A planet can get heat from its star, from the radioactive decay of elements within rocks inside the planet, from gravitational interactions with a moon or maybe even from auroras, Grossman says. Scientists can measure only one of those things for exoplanets: The heat they get from their stars. “From Earth, there’s no way to know how much g­ravitational or radioactive heating an exoplanet gets. It took a spacecraft flyby to figure these things out for Pluto,” Grossman says. “Until we can send a probe to an exoplanet, we won’t know how else it might get its heat.”

Sharing responsibility

Individual actions, including eating a plant-based diet and using renewable energy, can create ripple effects that reduce carbon emissions, Christie Aschwanden reported in “Reducing your emissions” (SN: 5/9/20 & 5/23/20, p. 34).

Reader John Tilson thought the story placed responsibility for combating climate change on individuals instead of on manufacturers. “We as consumers are always made to feel it’s our fault,” Tilson wrote. “I suggest we blame and fix the source of the problem.”

The intention was to show things that consumers can do, not to lay blame at their feet. “There is a shared responsibility and capacity to address climate change for various actors,” says Diana Ivanova, a research fellow at the University of Leeds in England who has studied emissions-reduction options. “Quantifying the carbon footprints of consumption does not mean that consumers are the sole actors with responsibility. Instead, if industry cleaned their activities and governments adopted strong climate policies, this will reduce the carbon footprint of consumers.”

COVID-19 Q&A

Science News reporters Tina Hesman Saey, Aimee Cunningham, Jonathan Lambert and Erin Garcia de Jesus are f­ollowing the latest research to keep you up to date on the coronavirus pandemic. The team is answering reader questions about COVID-19.
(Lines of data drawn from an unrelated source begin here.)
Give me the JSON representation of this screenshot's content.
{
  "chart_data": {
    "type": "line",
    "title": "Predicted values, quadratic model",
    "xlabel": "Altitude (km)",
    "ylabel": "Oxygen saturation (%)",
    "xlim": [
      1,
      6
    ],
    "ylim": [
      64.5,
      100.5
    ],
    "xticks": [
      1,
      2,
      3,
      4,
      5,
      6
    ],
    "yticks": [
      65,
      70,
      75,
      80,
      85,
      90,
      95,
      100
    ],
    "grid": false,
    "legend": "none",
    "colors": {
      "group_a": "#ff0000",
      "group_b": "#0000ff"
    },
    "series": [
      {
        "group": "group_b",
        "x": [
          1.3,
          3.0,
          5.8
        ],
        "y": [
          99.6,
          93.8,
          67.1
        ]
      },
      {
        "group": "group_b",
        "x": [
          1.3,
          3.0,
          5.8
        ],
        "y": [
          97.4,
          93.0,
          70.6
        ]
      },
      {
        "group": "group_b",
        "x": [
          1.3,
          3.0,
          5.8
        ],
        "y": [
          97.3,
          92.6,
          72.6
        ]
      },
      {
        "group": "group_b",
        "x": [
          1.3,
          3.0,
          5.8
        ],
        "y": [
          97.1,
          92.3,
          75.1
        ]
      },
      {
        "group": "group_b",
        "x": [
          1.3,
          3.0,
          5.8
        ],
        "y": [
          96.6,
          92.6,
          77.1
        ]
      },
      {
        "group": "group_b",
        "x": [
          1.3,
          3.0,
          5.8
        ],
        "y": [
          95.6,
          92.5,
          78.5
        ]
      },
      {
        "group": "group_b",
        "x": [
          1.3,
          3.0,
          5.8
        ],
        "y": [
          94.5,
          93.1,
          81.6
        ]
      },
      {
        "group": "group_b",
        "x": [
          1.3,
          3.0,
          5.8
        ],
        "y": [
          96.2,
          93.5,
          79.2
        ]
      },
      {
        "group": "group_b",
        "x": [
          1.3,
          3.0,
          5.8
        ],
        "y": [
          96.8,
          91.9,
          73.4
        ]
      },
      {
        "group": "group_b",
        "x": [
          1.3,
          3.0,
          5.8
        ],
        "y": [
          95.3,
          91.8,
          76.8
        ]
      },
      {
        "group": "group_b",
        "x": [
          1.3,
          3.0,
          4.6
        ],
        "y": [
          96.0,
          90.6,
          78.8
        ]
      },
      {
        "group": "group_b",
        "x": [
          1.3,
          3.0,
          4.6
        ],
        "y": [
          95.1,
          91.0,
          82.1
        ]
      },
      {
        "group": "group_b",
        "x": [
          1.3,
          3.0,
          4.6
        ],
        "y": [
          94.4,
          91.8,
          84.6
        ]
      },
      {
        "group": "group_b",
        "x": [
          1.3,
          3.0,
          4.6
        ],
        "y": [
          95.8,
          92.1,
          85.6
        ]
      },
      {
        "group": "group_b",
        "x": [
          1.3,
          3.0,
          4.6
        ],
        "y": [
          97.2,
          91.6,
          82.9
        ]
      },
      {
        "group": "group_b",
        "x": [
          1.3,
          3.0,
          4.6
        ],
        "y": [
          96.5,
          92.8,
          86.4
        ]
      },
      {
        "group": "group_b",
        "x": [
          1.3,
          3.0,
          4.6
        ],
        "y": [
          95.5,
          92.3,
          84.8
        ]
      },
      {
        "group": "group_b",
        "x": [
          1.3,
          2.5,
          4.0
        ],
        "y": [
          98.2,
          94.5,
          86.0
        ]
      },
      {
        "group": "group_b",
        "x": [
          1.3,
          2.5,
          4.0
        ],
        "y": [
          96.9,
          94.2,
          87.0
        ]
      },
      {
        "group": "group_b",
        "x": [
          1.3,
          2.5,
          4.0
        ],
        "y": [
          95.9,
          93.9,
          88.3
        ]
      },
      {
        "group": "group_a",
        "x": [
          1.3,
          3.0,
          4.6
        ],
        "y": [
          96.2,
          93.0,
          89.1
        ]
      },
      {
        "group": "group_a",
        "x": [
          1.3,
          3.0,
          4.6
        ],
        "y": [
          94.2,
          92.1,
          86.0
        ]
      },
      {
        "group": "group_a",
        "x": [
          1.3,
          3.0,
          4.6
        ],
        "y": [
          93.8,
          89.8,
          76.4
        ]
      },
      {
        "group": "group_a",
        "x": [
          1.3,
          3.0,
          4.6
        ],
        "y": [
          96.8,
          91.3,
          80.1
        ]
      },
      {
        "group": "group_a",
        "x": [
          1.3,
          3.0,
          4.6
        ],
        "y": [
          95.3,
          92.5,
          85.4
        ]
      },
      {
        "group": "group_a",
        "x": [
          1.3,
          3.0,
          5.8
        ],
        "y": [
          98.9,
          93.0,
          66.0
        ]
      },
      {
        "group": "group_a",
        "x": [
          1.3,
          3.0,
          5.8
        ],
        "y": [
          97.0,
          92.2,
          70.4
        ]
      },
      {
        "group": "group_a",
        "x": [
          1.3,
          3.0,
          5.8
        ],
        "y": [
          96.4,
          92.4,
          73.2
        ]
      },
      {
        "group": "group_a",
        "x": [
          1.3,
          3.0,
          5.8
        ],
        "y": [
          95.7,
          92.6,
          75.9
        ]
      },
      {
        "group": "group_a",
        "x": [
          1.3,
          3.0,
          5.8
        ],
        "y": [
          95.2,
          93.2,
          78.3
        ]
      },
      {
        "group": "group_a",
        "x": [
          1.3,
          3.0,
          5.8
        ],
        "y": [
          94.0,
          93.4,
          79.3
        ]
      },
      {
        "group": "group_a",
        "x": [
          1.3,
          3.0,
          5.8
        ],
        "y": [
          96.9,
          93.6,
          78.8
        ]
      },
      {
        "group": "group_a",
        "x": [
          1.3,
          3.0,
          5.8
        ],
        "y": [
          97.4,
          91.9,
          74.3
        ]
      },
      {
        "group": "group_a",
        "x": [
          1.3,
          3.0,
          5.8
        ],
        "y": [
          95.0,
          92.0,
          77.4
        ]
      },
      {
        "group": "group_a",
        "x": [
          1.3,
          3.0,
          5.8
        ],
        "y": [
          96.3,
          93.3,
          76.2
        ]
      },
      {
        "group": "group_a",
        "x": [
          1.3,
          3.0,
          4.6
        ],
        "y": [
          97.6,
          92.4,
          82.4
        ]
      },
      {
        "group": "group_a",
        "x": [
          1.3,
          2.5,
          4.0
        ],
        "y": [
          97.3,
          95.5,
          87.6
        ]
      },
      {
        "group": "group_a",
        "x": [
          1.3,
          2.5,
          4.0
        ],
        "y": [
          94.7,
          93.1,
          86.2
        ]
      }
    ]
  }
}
“China recently reported in JAMA Network Open that [the coronavirus] was found in semen,” reader Larry Busack wrote. “Does this indicate that embryos could be created that are infected or that have the virus as part of their DNA or RNA?”

Researchers in China detected the coronavirus’s genetic material in semen, but the team did not determine whether infectious virus was present. There’s no evidence that the virus can infect sperm or eggs, or that semen can transmit the virus to another person.

That said, it’s possible virus bits could become embedded in an embryo’s genetic material if a virus’s RNA or DNA makes it into sperm or an egg. That’s how human DNA has become riddled with remnants of past viral infections. Researchers can use the viral “fossils” to understand how long humans and our ancestors have been infected with certain types of viruses. Not all viruses can infiltrate the DNA of sperm or eggs, however, and the ones that can rarely do. There are no known coronavirus fragments in human DNA.